"The Free State landscape gladdens my heart, no matter what my mood. When I am here I feel that nothing can shut me in, that my thoughts can roam as far as the horizons." Nelson Mandela, Long Walk to Freedom
The Free State landscape is characterized by vast, level, open spaces but in the South-Eastern corner of the province, the flat plains share the earth with hills and mountains, and towering sandstone cliffs. At sunrise and sunset, shades of gold and ochre are cast upon these cliffs, bathing them in a golden light. This is where Golden Gate Highlands National Park gets its name from.
On a recent road trip from Lesotho to Johannesburg, I spent two nights in the park with my family. The scenic drive from Clarens took us just 20 minutes, and we were in the park soon enough. Owned by SANParks (South African National Parks), Golden Gate Highlands National Park is nestled in the foothills of the Maluti Mountains. The park celebrated its 50th birthday, a few years ago. It is renowned for its natural splendour, a photographers dream.
We drove around for a while, admiring the breath-taking scenery, imposing cliffs, expansive grasslands, and forested ravines. The park was basking in its winter glory, but it is a beauty in all seasons. On the Oribi Loop, we found a path leading to the vulture hide, perched at one of the highest points in the park with incredible views. The hide is one of the best places to see the Cape Vulture and the endangered Bearded Vulture. Black-bearded jackals are often seen here too. We drove up the mountain, parked our car and took a walk to the hide, where we spent some time. The vultures did not grace us with their presence however, although we did see some old carcasses and a swift eagle flying overhead.
We then drove to our home for the night, the Basutho Cultural Village. The village is a recreation of an 18th century Basutho village, with beautiful settings and decorations. Below the tourist attraction is the accommodation, which consists of clusters of neat self-catering rondawels (round huts) set high in the mountains. We had 2 rondawels for our family. They were clean and comfortable with either twin or double beds, en-suite bathrooms with showers, a fully equipped kitchenette and some armchairs. It was quiet and peaceful, with no TV to disturb the serenity, and the only sounds being that of the howling wind outside. The kids loved the open spaces and my husband and I loved the panoramic views.
After making ourselves comfortable, we set off on a tour of the village. First, we had to get permission from the chief. He graciously invited us in to his Lekhotla (the gathering place for men), through his emissary and we proceeded through the village with our local tour guide, who explained the culture, symbolism and rituals in each section we visited. The village is a living museum with reconstructions of traditional homesteads from the 1700s to the present. We met the chief’s first and second wives, and the Ngaka (Traditional Healer), and saw their houses too. It was a unique experience and one that I’d highly recommend for a glimpse into traditional Basutho life.

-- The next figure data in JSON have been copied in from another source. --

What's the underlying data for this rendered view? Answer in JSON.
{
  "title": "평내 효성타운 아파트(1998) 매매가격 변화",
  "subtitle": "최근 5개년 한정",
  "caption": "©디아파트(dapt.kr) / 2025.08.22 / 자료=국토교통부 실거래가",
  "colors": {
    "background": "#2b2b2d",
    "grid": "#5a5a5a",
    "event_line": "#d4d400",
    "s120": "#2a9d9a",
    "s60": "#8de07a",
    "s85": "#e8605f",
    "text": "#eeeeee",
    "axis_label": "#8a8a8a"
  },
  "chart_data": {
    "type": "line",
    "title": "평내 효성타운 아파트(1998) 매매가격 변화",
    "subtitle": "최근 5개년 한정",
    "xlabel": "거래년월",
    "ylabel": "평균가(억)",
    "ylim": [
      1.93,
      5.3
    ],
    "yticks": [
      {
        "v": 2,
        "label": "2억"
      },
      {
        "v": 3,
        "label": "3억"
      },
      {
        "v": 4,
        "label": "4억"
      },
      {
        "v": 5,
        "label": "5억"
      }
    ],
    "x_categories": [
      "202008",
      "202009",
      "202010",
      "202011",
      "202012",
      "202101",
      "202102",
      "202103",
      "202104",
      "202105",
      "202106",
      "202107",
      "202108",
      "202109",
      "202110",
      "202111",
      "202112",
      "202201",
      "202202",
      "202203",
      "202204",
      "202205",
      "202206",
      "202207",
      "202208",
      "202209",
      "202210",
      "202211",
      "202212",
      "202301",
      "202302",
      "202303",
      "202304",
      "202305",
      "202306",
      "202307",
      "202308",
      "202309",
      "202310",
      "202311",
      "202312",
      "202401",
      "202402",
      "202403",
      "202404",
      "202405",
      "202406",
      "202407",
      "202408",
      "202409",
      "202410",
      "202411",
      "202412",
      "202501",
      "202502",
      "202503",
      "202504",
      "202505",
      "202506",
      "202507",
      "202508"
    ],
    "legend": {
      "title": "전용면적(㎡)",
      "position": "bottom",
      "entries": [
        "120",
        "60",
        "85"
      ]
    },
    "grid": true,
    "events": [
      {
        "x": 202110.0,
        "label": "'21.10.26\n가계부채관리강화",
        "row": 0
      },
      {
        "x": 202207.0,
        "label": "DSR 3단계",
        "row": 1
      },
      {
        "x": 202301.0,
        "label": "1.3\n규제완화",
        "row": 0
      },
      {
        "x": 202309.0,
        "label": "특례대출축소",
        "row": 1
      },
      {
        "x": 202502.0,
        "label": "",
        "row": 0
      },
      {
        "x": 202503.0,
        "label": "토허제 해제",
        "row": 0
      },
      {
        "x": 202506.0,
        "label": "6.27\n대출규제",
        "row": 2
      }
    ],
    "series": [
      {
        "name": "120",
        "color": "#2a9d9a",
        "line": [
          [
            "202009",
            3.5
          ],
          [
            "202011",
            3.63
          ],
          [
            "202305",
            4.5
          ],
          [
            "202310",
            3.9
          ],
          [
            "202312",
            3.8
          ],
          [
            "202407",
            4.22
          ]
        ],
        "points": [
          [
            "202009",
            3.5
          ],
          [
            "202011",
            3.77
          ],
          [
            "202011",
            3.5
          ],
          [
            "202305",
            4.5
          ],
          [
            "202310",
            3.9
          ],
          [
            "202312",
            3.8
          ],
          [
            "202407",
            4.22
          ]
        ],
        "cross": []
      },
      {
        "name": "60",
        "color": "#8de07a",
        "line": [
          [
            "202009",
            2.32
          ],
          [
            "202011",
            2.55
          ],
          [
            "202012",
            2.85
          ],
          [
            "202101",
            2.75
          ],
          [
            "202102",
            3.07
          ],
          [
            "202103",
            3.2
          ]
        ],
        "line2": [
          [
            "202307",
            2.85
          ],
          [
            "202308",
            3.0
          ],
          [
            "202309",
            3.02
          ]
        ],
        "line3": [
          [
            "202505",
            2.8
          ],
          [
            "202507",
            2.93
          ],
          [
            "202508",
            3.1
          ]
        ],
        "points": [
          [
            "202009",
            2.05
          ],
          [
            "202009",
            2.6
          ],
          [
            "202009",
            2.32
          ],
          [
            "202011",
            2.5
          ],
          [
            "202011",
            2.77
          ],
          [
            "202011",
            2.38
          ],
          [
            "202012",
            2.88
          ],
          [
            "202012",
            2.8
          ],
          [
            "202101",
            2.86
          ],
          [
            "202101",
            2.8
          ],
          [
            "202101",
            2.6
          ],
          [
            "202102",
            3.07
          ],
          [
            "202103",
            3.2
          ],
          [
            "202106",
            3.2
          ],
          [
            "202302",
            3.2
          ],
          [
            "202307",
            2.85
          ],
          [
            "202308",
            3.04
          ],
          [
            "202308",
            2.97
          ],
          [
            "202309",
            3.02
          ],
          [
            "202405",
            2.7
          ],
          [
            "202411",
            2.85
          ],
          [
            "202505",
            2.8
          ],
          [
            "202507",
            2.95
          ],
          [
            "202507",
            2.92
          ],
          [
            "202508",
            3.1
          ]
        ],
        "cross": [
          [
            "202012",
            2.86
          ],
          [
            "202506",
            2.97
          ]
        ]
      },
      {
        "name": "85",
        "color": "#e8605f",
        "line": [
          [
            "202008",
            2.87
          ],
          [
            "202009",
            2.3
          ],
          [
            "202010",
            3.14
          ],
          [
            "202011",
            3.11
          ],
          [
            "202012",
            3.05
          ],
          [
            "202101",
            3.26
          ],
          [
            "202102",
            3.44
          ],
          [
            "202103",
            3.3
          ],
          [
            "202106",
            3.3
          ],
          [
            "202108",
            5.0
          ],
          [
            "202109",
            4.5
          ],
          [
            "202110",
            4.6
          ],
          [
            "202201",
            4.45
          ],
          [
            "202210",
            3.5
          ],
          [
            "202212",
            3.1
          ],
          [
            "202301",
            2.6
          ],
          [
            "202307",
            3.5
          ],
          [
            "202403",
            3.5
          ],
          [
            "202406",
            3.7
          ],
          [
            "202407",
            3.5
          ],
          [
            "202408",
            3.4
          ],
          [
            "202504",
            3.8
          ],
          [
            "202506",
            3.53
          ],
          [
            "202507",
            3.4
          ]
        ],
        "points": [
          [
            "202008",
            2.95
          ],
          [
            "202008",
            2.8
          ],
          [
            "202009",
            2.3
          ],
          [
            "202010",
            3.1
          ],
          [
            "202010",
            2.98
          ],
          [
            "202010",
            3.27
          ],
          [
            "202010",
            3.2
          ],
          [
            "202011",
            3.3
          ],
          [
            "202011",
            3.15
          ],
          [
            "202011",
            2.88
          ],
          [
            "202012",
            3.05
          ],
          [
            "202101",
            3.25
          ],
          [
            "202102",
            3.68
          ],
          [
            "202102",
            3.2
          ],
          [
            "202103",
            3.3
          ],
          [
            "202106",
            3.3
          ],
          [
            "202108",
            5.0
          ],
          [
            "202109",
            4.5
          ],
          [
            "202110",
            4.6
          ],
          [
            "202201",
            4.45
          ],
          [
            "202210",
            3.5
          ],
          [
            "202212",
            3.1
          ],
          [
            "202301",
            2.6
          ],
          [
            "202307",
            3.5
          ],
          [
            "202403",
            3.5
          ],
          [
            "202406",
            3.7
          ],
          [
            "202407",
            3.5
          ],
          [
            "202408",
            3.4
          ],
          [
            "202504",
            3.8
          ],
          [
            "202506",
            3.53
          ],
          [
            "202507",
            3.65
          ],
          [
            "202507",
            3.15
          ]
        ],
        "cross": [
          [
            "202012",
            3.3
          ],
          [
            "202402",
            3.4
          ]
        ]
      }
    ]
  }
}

The next day, after exploring more of our surroundings and visiting the vulture hide again, we headed for the Golden Gate Hotel and Chalets. The hotel is located in a stunning setting, facing the iconic Brandwag Rock. Behind it are more rocks and cliffs, standing like sentinels. The hotel’s entrance lobby and coffee lounge were elegant public areas that drew the guests in like moths to a flame. Everybody around me looked happy and relaxed as they sipped on their milkshakes, hot chocolates and coffees while cold winds raged outside.

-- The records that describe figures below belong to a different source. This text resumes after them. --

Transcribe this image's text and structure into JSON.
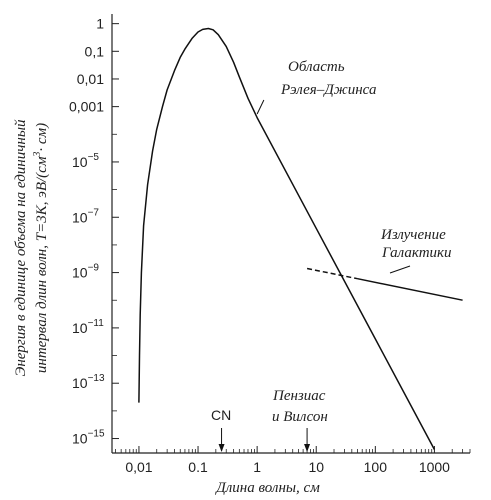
{
  "chart_data": {
    "type": "line",
    "title": "",
    "xlabel": "Длина волны, см",
    "ylabel_line1": "Энергия в единице объема на единичный",
    "ylabel_line2_a": "интервал длин волн, T=3K, эВ/(см",
    "ylabel_line2_sup": "3",
    "ylabel_line2_b": "· см)",
    "x_scale": "log",
    "y_scale": "log",
    "xlim": [
      0.0035,
      4000
    ],
    "ylim": [
      3e-16,
      1.6
    ],
    "x_ticks": [
      {
        "value": 0.01,
        "label": "0,01"
      },
      {
        "value": 0.1,
        "label": "0.1"
      },
      {
        "value": 1,
        "label": "1"
      },
      {
        "value": 10,
        "label": "10"
      },
      {
        "value": 100,
        "label": "100"
      },
      {
        "value": 1000,
        "label": "1000"
      }
    ],
    "y_ticks": [
      {
        "value": 1,
        "label": "1",
        "exp": ""
      },
      {
        "value": 0.1,
        "label": "0,1",
        "exp": ""
      },
      {
        "value": 0.01,
        "label": "0,01",
        "exp": ""
      },
      {
        "value": 0.001,
        "label": "0,001",
        "exp": ""
      },
      {
        "value": 1e-05,
        "label": "10",
        "exp": "−5"
      },
      {
        "value": 1e-07,
        "label": "10",
        "exp": "−7"
      },
      {
        "value": 1e-09,
        "label": "10",
        "exp": "−9"
      },
      {
        "value": 1e-11,
        "label": "10",
        "exp": "−11"
      },
      {
        "value": 1e-13,
        "label": "10",
        "exp": "−13"
      },
      {
        "value": 1e-15,
        "label": "10",
        "exp": "−15"
      }
    ],
    "series": [
      {
        "style": "solid",
        "points": [
          [
            0.01,
            2e-14
          ],
          [
            0.0102,
            1e-12
          ],
          [
            0.0105,
            3e-11
          ],
          [
            0.011,
            1e-09
          ],
          [
            0.012,
            5e-08
          ],
          [
            0.014,
            1.5e-06
          ],
          [
            0.017,
            2.5e-05
          ],
          [
            0.02,
            0.00015
          ],
          [
            0.025,
            0.001
          ],
          [
            0.03,
            0.004
          ],
          [
            0.04,
            0.02
          ],
          [
            0.05,
            0.06
          ],
          [
            0.06,
            0.12
          ],
          [
            0.08,
            0.3
          ],
          [
            0.1,
            0.5
          ],
          [
            0.12,
            0.62
          ],
          [
            0.15,
            0.67
          ],
          [
            0.18,
            0.6
          ],
          [
            0.22,
            0.4
          ],
          [
            0.3,
            0.15
          ],
          [
            0.4,
            0.04
          ],
          [
            0.5,
            0.012
          ],
          [
            0.7,
            0.002
          ],
          [
            1,
            0.0004
          ],
          [
            10,
            4e-08
          ],
          [
            100,
            4e-12
          ],
          [
            1000,
            4e-16
          ]
        ]
      },
      {
        "style": "dashed",
        "points": [
          [
            7,
            1.4e-09
          ],
          [
            50,
            6e-10
          ]
        ]
      },
      {
        "style": "solid",
        "points": [
          [
            50,
            6e-10
          ],
          [
            3000,
            1e-10
          ]
        ]
      }
    ],
    "annotations": {
      "rayleigh_line1": "Область",
      "rayleigh_line2": "Рэлея–Джинса",
      "galaxy_line1": "Излучение",
      "galaxy_line2": "Галактики",
      "cn": "CN",
      "cn_x": 0.25,
      "penzias_line1": "Пензиас",
      "penzias_line2": "и Вилсон",
      "penzias_x": 7
    }
  }
}
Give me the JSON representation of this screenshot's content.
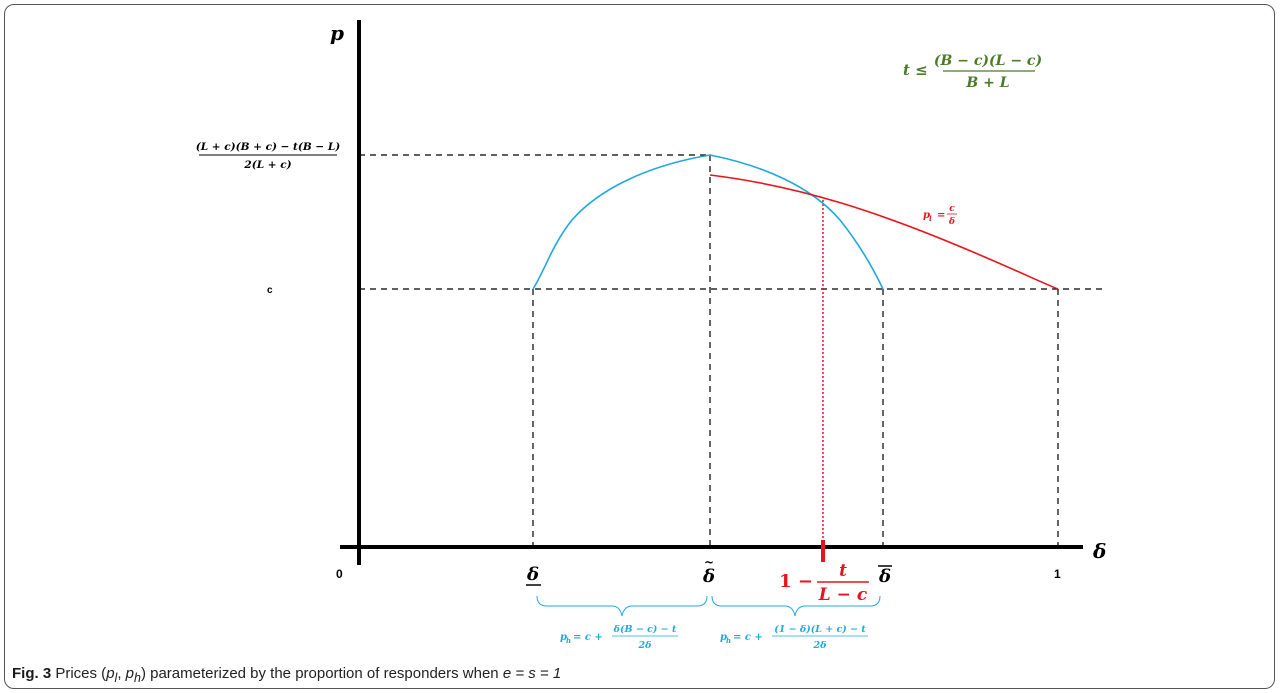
{
  "axes": {
    "y_label": "p",
    "x_label": "δ",
    "origin_label": "0",
    "x_end_label": "1"
  },
  "y_ticks": {
    "peak_numerator": "(L + c)(B + c) − t(B − L)",
    "peak_denominator": "2(L + c)",
    "c_label": "c"
  },
  "x_ticks": {
    "delta_under": "δ",
    "delta_tilde": "δ",
    "delta_bar": "δ",
    "threshold_one": "1 −",
    "threshold_num": "t",
    "threshold_den": "L − c"
  },
  "condition": {
    "lhs": "t ≤",
    "numerator": "(B − c)(L − c)",
    "denominator": "B + L"
  },
  "red_curve_label": {
    "lhs": "p",
    "sub": "l",
    "eq": "=",
    "num": "c",
    "den": "δ"
  },
  "brace_left_formula": {
    "lhs": "p",
    "sub": "h",
    "eq": "= c +",
    "num": "δ(B − c) − t",
    "den": "2δ"
  },
  "brace_right_formula": {
    "lhs": "p",
    "sub": "h",
    "eq": "= c +",
    "num": "(1 − δ)(L + c) − t",
    "den": "2δ"
  },
  "caption": {
    "label": "Fig. 3",
    "text_1": "Prices (",
    "pl": "p",
    "pl_sub": "l",
    "comma": ", ",
    "ph": "p",
    "ph_sub": "h",
    "text_2": ") parameterized by the proportion of responders when ",
    "eq": "e = s = 1"
  },
  "colors": {
    "axis": "#000000",
    "blue_curve": "#1ea8e0",
    "red_curve": "#e8141b",
    "condition_green": "#4a7a2a",
    "brace_blue": "#2aa7dc"
  }
}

We stayed in a 4-sleeper chalet. It had a bedroom with a double bed, and another open-plan bedroom with a dining area and a kitchen. There were electric blankets and panel heaters to keep us warm. The full-length glass sliding doors provided an amazing view of the golden mountains and rocks, and I found it hard to tear myself away from them. The kids, on the other hand made themselves comfortable in no time and ran up and down to the main lounge in the hotel, having fun.

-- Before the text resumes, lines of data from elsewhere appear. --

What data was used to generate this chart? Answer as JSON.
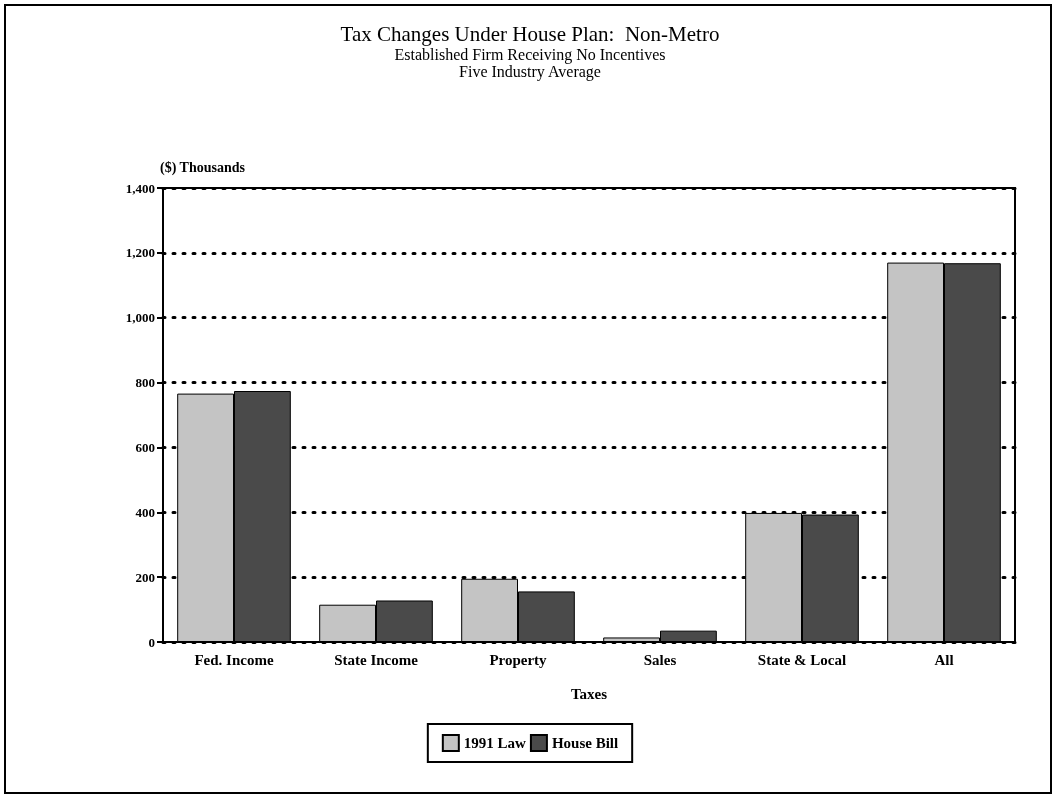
{
  "chart_data": {
    "type": "bar",
    "title": "Tax Changes Under House Plan:  Non-Metro",
    "subtitle": "Established Firm Receiving No Incentives\nFive Industry Average",
    "xlabel": "Taxes",
    "ylabel": "($) Thousands",
    "categories": [
      "Fed. Income",
      "State Income",
      "Property",
      "Sales",
      "State & Local",
      "All"
    ],
    "series": [
      {
        "name": "1991 Law",
        "color": "#c4c4c4",
        "values": [
          766,
          115,
          195,
          14,
          398,
          1170
        ]
      },
      {
        "name": "House Bill",
        "color": "#4a4a4a",
        "values": [
          774,
          128,
          156,
          35,
          393,
          1168
        ]
      }
    ],
    "ylim": [
      0,
      1400
    ],
    "yticks": [
      0,
      200,
      400,
      600,
      800,
      {
        "value": 1000,
        "label": "1,000"
      },
      {
        "value": 1200,
        "label": "1,200"
      },
      {
        "value": 1400,
        "label": "1,400"
      }
    ],
    "grid": "y",
    "legend": "bottom"
  }
}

The park has several hiking trails and nature trails, some leaving from the hotel, but we didn't have enough time to do them. It is also home to many species of plains game. Unfortunately, the cold seemed to have deterred them from roaming around and we didn’t see much wildlife -except for some wildebeest in the distance - although we did see a fair amount of cattle.
Golden Gate Highlands National Park is one of South Africa’s gems. Sadly, too many South Africans have not been there yet. It is possible to drive from one end of the park to the other in an hour if you’re in a hurry - although I’d recommend doing it at a more leisurely pace and staying over for a more intimate encounter with nature. With no dangerous predators around, it makes a great family getaway.